Male Same-Sex Couples Experience Same Rate of Domestic Violence as Straight Couples

· Updated on July 12, 2018

Domestic violence is a major problem among male same-sex couples, according to a new study.

Researchers at the University of Michigan found that 46 percent of 320 men (160 couples) reported some form of intimate partner violence — including physical and sexual violence, emotional abuse and controlling behavior — in the last year.

“If you just looked at physical and sexual violence in male couples, it’s about 25 to 30 percent, roughly the same as women,” Rob Stephenson, professor of nursing and director of the Center for Sexuality and Health Disparities, told Science Daily. “We’re stuck in this mental representation of domestic violence as a female victim and a male perpetrator, and while that is very important, there are other forms of domestic violence in all types of relationships.”

Researchers stressed that violence in same-sex couples could also hinder HIV prevention efforts. Men in abusive relationships often find it harder to negotiate condom use when they have sex. Also, the study showed that violence is often linked to internalized homophobia. The study says that a man struggling with his identity may lash out at his partner physically and emotionally. Stephenson compared it to heterosexual men who lash out at their female partners after feeling inadequate in some way.

Most studies examining domestic violence focus only on women who experience it, or only those men who are abused in gay or bisexual relationships. The research is important, Stephenson stressed, because it debunks stereotypes about domestic violence among queer men.

According to the National Coalition of Anti-Violence Programs, intimate partner violence among LGBTQ people is often not part of the mainstream narrative. In a 2014 survey NCAVP did of 648 domestic violence agencies, 94 percent said they were not serving LGBTQ domestic violence survivors.
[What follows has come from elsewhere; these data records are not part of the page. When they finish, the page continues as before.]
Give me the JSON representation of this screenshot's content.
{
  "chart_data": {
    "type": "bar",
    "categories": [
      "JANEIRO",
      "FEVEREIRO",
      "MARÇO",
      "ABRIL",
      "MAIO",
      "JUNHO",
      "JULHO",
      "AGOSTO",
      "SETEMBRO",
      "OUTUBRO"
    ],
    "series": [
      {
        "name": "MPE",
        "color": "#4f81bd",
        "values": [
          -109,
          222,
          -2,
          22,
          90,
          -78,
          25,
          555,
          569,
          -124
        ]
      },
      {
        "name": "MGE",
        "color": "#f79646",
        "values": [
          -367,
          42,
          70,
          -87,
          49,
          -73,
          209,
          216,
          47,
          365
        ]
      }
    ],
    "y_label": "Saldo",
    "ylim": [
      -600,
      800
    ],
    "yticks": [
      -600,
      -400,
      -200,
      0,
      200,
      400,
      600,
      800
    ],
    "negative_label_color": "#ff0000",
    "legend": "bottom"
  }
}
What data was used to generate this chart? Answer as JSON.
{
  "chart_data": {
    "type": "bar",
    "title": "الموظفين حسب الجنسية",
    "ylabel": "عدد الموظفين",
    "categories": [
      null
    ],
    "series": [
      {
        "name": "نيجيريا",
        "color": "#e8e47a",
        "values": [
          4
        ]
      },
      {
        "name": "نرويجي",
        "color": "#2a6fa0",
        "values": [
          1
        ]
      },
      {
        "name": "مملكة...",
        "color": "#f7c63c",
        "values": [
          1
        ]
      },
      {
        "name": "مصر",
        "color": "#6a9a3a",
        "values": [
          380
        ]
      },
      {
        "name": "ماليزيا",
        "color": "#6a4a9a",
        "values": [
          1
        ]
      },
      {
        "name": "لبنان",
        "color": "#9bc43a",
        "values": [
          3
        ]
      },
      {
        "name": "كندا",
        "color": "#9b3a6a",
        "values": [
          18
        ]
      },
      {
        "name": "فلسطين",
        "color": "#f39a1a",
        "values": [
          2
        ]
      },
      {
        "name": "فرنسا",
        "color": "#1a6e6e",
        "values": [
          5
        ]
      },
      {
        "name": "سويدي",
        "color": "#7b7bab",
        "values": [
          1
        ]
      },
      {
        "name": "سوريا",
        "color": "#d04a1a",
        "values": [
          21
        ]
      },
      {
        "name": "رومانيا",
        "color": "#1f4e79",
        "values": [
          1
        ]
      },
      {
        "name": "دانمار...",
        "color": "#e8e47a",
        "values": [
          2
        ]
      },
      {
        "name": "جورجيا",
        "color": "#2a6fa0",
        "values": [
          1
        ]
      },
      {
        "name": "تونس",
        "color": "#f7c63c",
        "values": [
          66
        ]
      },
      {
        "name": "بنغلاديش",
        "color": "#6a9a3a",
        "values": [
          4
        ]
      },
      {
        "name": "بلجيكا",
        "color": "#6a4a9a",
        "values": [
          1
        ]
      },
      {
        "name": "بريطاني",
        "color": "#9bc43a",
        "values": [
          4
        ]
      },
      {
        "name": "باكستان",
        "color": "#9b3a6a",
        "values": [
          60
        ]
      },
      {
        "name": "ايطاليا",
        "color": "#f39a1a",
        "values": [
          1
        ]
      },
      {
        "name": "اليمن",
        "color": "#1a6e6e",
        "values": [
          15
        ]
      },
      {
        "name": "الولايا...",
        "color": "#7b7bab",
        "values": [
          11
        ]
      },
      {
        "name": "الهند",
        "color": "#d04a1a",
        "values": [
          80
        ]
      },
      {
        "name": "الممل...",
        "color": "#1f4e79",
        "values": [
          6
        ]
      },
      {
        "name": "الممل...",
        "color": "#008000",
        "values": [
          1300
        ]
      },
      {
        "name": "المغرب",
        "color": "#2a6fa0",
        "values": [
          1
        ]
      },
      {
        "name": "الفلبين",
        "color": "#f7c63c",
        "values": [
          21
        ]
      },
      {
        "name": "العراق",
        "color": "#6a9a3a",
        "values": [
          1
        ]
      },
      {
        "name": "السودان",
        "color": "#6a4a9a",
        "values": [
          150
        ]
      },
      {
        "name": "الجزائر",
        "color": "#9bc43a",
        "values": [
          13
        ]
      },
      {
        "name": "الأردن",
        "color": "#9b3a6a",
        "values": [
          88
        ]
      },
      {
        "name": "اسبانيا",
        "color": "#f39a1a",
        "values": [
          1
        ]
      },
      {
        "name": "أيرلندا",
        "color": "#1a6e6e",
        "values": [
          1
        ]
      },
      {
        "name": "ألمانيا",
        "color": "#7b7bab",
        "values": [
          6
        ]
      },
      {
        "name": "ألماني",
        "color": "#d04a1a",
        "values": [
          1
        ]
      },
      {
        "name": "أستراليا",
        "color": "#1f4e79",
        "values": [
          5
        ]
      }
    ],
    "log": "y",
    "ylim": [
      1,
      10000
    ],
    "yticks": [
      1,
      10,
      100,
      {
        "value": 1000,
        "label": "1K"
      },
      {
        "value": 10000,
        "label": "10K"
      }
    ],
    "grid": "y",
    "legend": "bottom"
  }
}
“The domestic violence system is predicated on the idea of battered women, violence against women and men as abusers,” Lisa O’Connor, deputy program officer at domestic violence advocacy organization Safe Horizon, told Mic in a 2016 article on the subject. “I don’t think it’s a blatant stigma against men. It’s part of a history of seeing domestic violence in a heteronormative way.”

The study appears in the July issue of American Journal of Men’s Health.